Ce problème, actuel et débattu, n’est cependant pas trop aigu dans le domaine des transports. Dans ce domaine, le problème d’égalité ou d’équité n’apparaît que depuis les années soixante-dix. D’abord, ALSTHULER et ROSENBLOOM [1977] relèvent trois concepts d’égalité qui coexistent dans la pratique pour étayer les politiques des transports aux Etats-Unis pendant la période des années soixante et soixante-dix: le coût du service à la charge de l’usager, concept qui distribue le service en fonction de la contribution financière de l’usager puis l’égalité dans la distribution du service, qui distribue de manière égalitaire la dépense de l’Etat ou le service public, et enfin la distribution du service selon les besoins. Le premier concept étant trop utilitariste a été plutôt abandonné à l’avantage du deuxième et du troisième qui s’adaptent mieux aux idées égalitaristes. Ensuite, LEE [1987] discerne deux types d’égalité dans les transports : l’égalité horizontale où l’on traite également les individus vivant dans les mêmes conditions, et l’égalité verticale où l’on traite la distribution des coûts ou des bénéfices entre les usagers ayant différents niveaux de revenu. Le Transport Demand Management - Victoria Transport Policy Institute (TDM-VTPI [2002]) a ensuite ajouté une troisième dimension : l’égalité verticale par rapport au besoin et à la capacité de se déplacer. Il a élaboré les objectifs et les stratégies qui rendent applicables ces trois dimensions.

Ces développements, notamment ceux de TDM-VTPI, détaillent l’analyse des problèmes d’inégalité et donnent les lignes directrices pour aborder l’équité dans les transports sur le terrain. Cependant, ces concepts ainsi que leur mise en œuvre ne semblent pas suffisants pour résoudre tous les problèmes. Sur le fond, il y a une question de base qui se pose également à propos des inégalités dans le domaine économique : qu’est ce que l’on veut égaliser dans les transports ? REICHMAN [loc.cit.] est le premier qui lie le problème des inégalités dans les transports avec les théories de l’égalité en montrant la nécessité de définir un seuil minimal et d’intégrer le concept d’égalité des chances à la problématique. Sans se référer à cette question de fond, et sans prendre en compte les théories récentes de l’égalité, nos analyses risqueraient de ne pas mettre en évidence les vrais problèmes d’inégalité en donnant des recommandations « flottantes » et les recherches menées risqueraient de donner des résultats ambigus ou contradictoires. Les politiques qui s’en inspireraient seraient loin de résoudre le problème des inégalités.
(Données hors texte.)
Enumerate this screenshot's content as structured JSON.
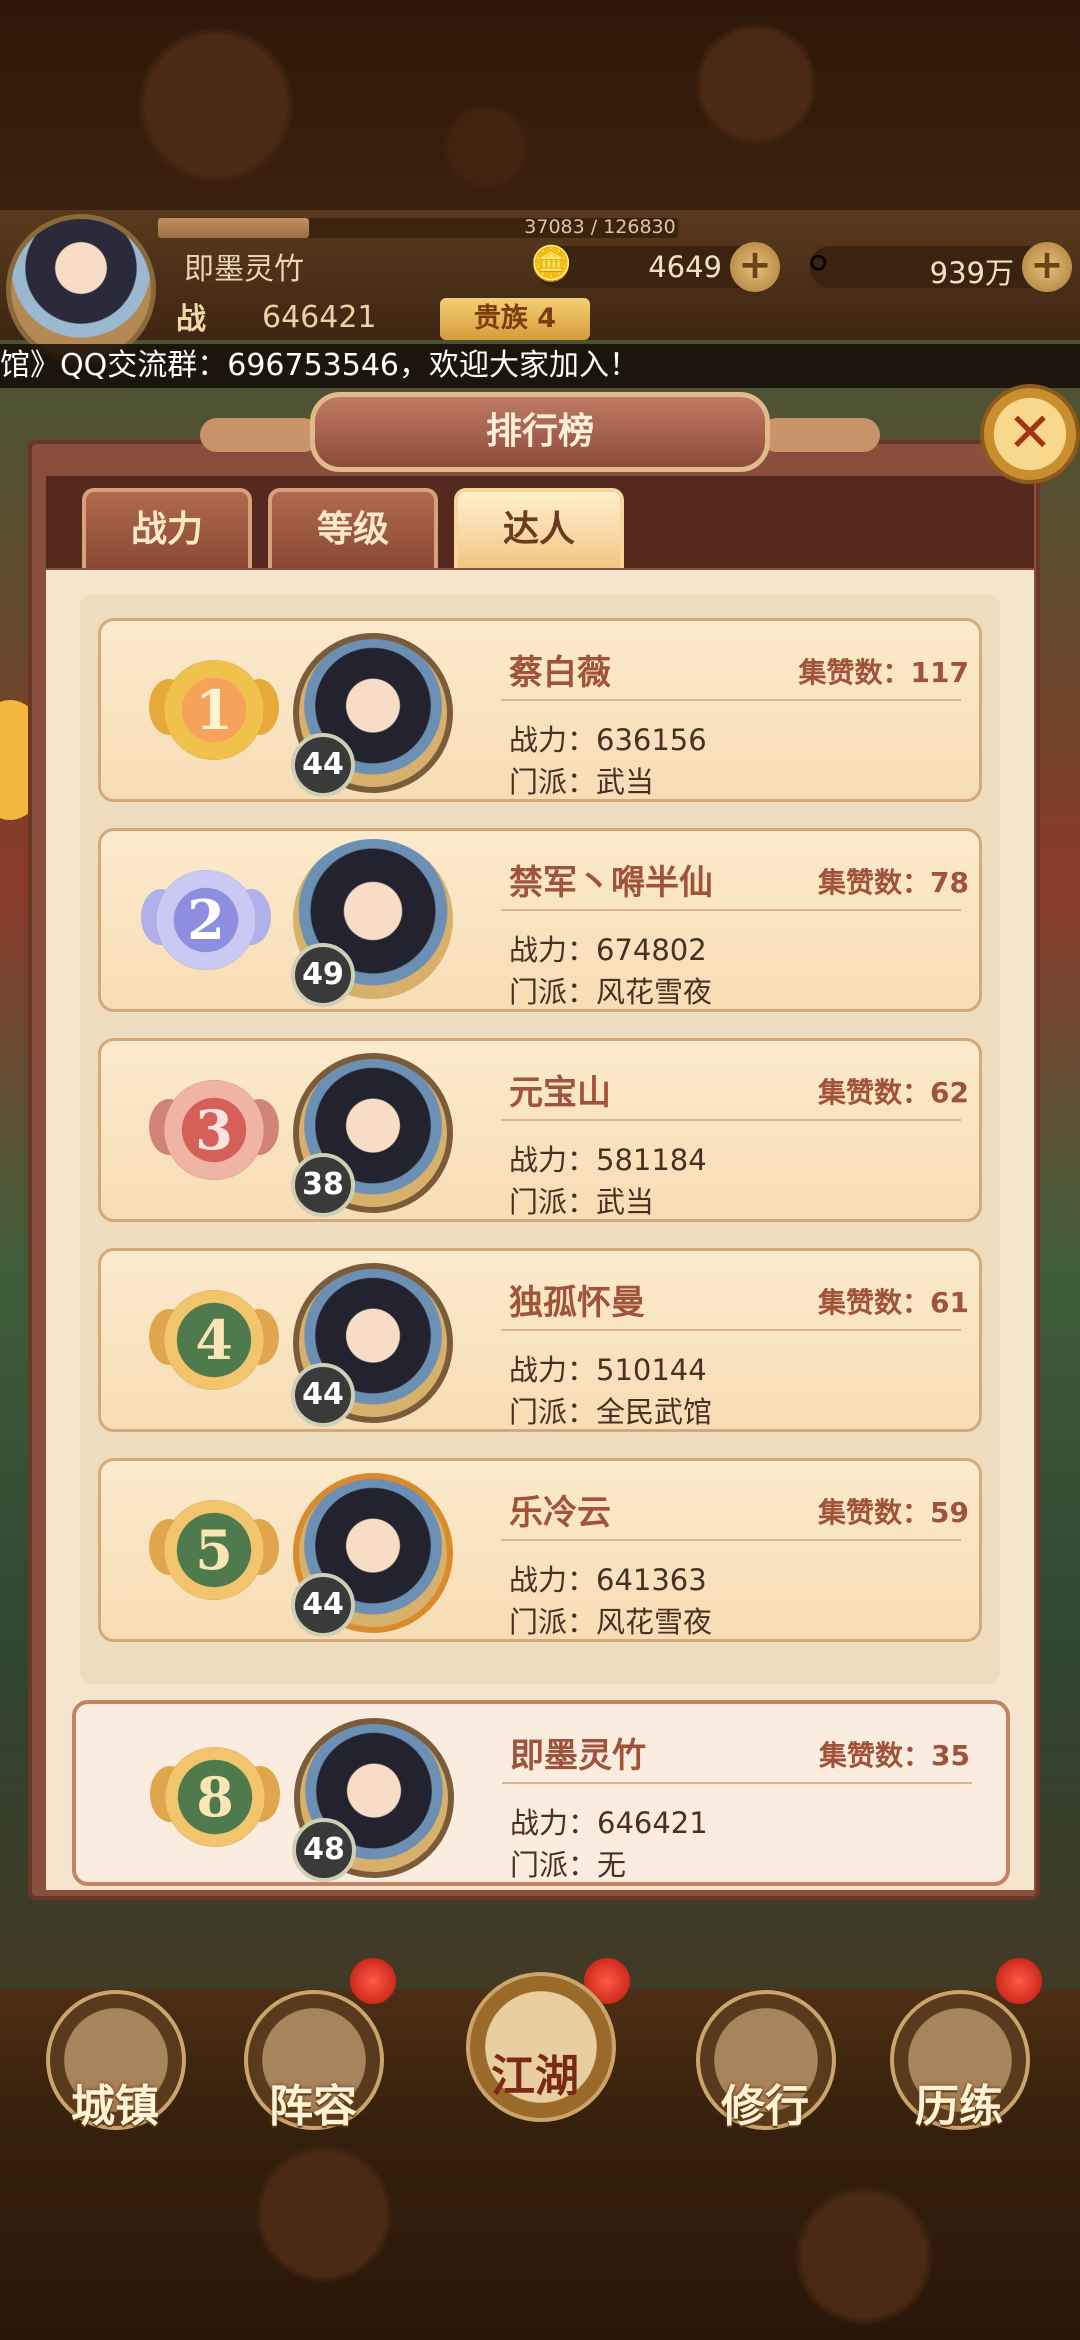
{
  "header": {
    "player_name": "即墨灵竹",
    "exp_text": "37083 / 126830",
    "exp_progress": 0.29,
    "gold": "4649",
    "silver": "939万",
    "power_label": "战",
    "power": "646421",
    "noble": "贵族 4"
  },
  "ticker": "馆》QQ交流群：696753546，欢迎大家加入！",
  "panel": {
    "title": "排行榜",
    "close_label": "✕",
    "tabs": [
      {
        "label": "战力",
        "active": false
      },
      {
        "label": "等级",
        "active": false
      },
      {
        "label": "达人",
        "active": true
      }
    ]
  },
  "rankings": [
    {
      "rank": "1",
      "name": "蔡白薇",
      "likes": "集赞数：117",
      "power": "战力：636156",
      "sect": "门派：武当",
      "level": "44"
    },
    {
      "rank": "2",
      "name": "禁军丶嘚半仙",
      "likes": "集赞数：78",
      "power": "战力：674802",
      "sect": "门派：风花雪夜",
      "level": "49"
    },
    {
      "rank": "3",
      "name": "元宝山",
      "likes": "集赞数：62",
      "power": "战力：581184",
      "sect": "门派：武当",
      "level": "38"
    },
    {
      "rank": "4",
      "name": "独孤怀曼",
      "likes": "集赞数：61",
      "power": "战力：510144",
      "sect": "门派：全民武馆",
      "level": "44"
    },
    {
      "rank": "5",
      "name": "乐冷云",
      "likes": "集赞数：59",
      "power": "战力：641363",
      "sect": "门派：风花雪夜",
      "level": "44"
    }
  ],
  "my_rank": {
    "rank": "8",
    "name": "即墨灵竹",
    "likes": "集赞数：35",
    "power": "战力：646421",
    "sect": "门派：无",
    "level": "48"
  },
  "nav": [
    {
      "label": "城镇"
    },
    {
      "label": "阵容"
    },
    {
      "label": "江湖"
    },
    {
      "label": "修行"
    },
    {
      "label": "历练"
    }
  ]
}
Les théories de la justice distributive qui se développent notamment depuis les années soixante-dix : l’égalité des ressources (John Rawls), l’égalité des chances (John Roemer), l’utilitarisme et la capabilité (Amartya Sen), proposent plusieurs éléments pour compléter les concepts d’égalité pré-existants. Les transports fournissent un champ d’application à chaque théorie. Les différentes théories peuvent donner des résultats cohérents mais dans la plupart des cas ces différentes dimensions conduisent à des résultats différents ou même contradictoires. Considérer les transports en tant qu’utilités ou ressources conduit à des résultats différents. Dans des cas extrêmes, une égalisation dans une dimension conduit à une inégalité selon une autre dimension.